Our Ottawa Animation Festival CONTEST, in which we’ll be giving away two complete passes to the festival, will take place tomorrow morning. Stay tuned.
I couldn’t let this pass by without making some mention of it: here’s a belated happy birthday to legendary jazz pianist Oscar Peterson, who turned 80 last Monday. He celebrated his birthday in Toronto with the unveiling of a new Canadian postage stamp bearing his likeness. It marks the first time a Canadian stamp has paid tribute to a living Canadian. Peterson has a bit of a history with the animation world as well. In 1949, he collaborated with Norman McLaren on the quintessential scratch-and-paint-on-film short BEGONE DULL CARE. In the mid-1950s, he recorded songs for John Hubley’s animated feature FINIAN’S RAINBOW. Though the film was never produced, John and Faith Hubley used Peterson’s recording of “Tenderly,” with Ella Fitzgerald on vocals, as the backdrop for their exquisite short TENDER GAME (1958). Peterson’s animation resume is brief, but if you’re going to have only two cartoons to your credit, it’s hard to do any better than BEGONE DULL CARE and TENDER GAME. And if you’re looking for prime Peterson on disc, I highly recommend the 4-cd set EXCLUSIVELY FOR MY FRIENDS. Hardly a week goes by that I don’t play a cut from these recordings. It is four hours of pure genius… live trio and solo recordings from the mid-1960s that simply can’t be beat.

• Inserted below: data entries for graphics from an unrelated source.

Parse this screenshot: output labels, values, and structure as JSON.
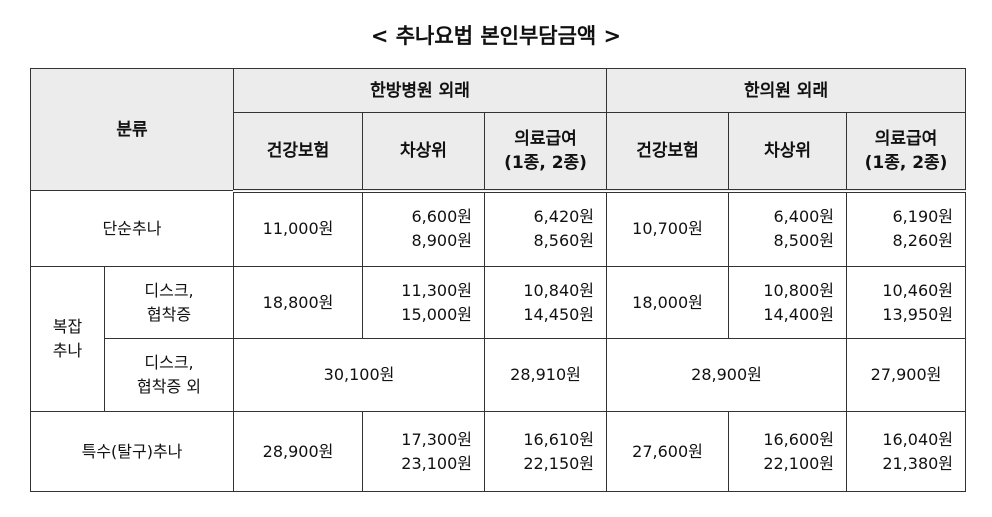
{
  "title": "< 추나요법 본인부담금액 >",
  "table": {
    "corner": "분류",
    "groups": [
      "한방병원 외래",
      "한의원 외래"
    ],
    "columns": [
      "건강보험",
      "차상위",
      "의료급여\n(1종, 2종)",
      "건강보험",
      "차상위",
      "의료급여\n(1종, 2종)"
    ],
    "group_label": "복잡\n추나",
    "rows": [
      {
        "label": "단순추나",
        "cells": [
          "11,000원",
          "6,600원\n8,900원",
          "6,420원\n8,560원",
          "10,700원",
          "6,400원\n8,500원",
          "6,190원\n8,260원"
        ]
      },
      {
        "label": "디스크,\n협착증",
        "cells": [
          "18,800원",
          "11,300원\n15,000원",
          "10,840원\n14,450원",
          "18,000원",
          "10,800원\n14,400원",
          "10,460원\n13,950원"
        ]
      },
      {
        "label": "디스크,\n협착증 외",
        "cells": [
          "30,100원",
          "28,910원",
          "28,900원",
          "27,900원"
        ]
      },
      {
        "label": "특수(탈구)추나",
        "cells": [
          "28,900원",
          "17,300원\n23,100원",
          "16,610원\n22,150원",
          "27,600원",
          "16,600원\n22,100원",
          "16,040원\n21,380원"
        ]
      }
    ]
  }
}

There’s a good article about Frank Espinosa, creator of the new comic book ROCKETO, at Comic Book Resources. The article includes some of his concept art for the book. I found out about ROCKETO down in San Diego last month, and thought it’s one of the most visually outstanding comics I’ve seen in a long time. In the article, Espinosa talks about how his animation background has influenced ROCKETO’s style: “Because I come from an animation background, I try to put down the movement and energy. For instance, I try to get the feeling of the hand rather than just drawing a hand. It’s really more about movement than it is actual drawing. I keep a lot out of my drawings. I try to keep it simple.”

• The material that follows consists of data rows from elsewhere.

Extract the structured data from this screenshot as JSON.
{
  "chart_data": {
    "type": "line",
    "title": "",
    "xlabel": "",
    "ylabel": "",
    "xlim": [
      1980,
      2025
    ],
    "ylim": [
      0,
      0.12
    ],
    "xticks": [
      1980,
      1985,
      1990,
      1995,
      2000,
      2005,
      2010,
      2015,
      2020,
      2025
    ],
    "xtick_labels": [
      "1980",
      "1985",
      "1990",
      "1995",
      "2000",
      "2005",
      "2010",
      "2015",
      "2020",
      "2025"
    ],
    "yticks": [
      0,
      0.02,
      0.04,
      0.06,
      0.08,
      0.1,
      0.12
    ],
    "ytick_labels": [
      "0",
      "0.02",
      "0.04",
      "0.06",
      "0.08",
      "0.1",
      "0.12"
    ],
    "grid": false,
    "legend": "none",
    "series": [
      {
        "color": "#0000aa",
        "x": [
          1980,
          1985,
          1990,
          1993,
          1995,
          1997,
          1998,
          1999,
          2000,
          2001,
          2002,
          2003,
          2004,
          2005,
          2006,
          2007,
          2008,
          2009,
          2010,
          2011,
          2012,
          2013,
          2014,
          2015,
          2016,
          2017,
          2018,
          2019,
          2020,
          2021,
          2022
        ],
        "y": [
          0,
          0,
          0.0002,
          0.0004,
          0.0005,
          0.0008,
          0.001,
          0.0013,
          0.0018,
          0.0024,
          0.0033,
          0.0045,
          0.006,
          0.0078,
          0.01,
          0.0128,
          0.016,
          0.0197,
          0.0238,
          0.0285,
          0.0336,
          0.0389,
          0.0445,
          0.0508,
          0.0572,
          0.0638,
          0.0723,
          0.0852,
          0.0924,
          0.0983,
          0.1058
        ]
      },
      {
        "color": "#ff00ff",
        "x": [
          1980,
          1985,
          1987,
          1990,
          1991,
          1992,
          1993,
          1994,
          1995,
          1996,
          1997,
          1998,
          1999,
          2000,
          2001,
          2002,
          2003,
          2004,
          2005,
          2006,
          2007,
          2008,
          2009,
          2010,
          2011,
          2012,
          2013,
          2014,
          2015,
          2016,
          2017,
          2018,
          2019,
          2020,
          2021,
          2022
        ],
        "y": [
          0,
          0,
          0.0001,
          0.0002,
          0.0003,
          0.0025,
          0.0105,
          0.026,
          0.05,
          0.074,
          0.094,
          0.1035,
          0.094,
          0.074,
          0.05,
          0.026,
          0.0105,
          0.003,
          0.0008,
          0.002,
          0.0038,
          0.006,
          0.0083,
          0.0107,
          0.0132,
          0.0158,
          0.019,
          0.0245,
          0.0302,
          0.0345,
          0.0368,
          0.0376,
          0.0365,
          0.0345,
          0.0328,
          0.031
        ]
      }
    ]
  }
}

Chronicle Books is going to be making a lot of people happy in April 2006. Not only is my 50s design book coming out then, but my friend Jon Gibson just let me know that Chronicle will also be releasing his book in the same month. Jon’s book, I AM 8-BIT, is based on the well received art show that he curated in LA earlier this year, wherein nearly a hundred modern illustrators, painters and animation artists offered their visual interpretations of classic lo-res videogame characters. To get a taste of the book, check out the I AM 8-BIT show website.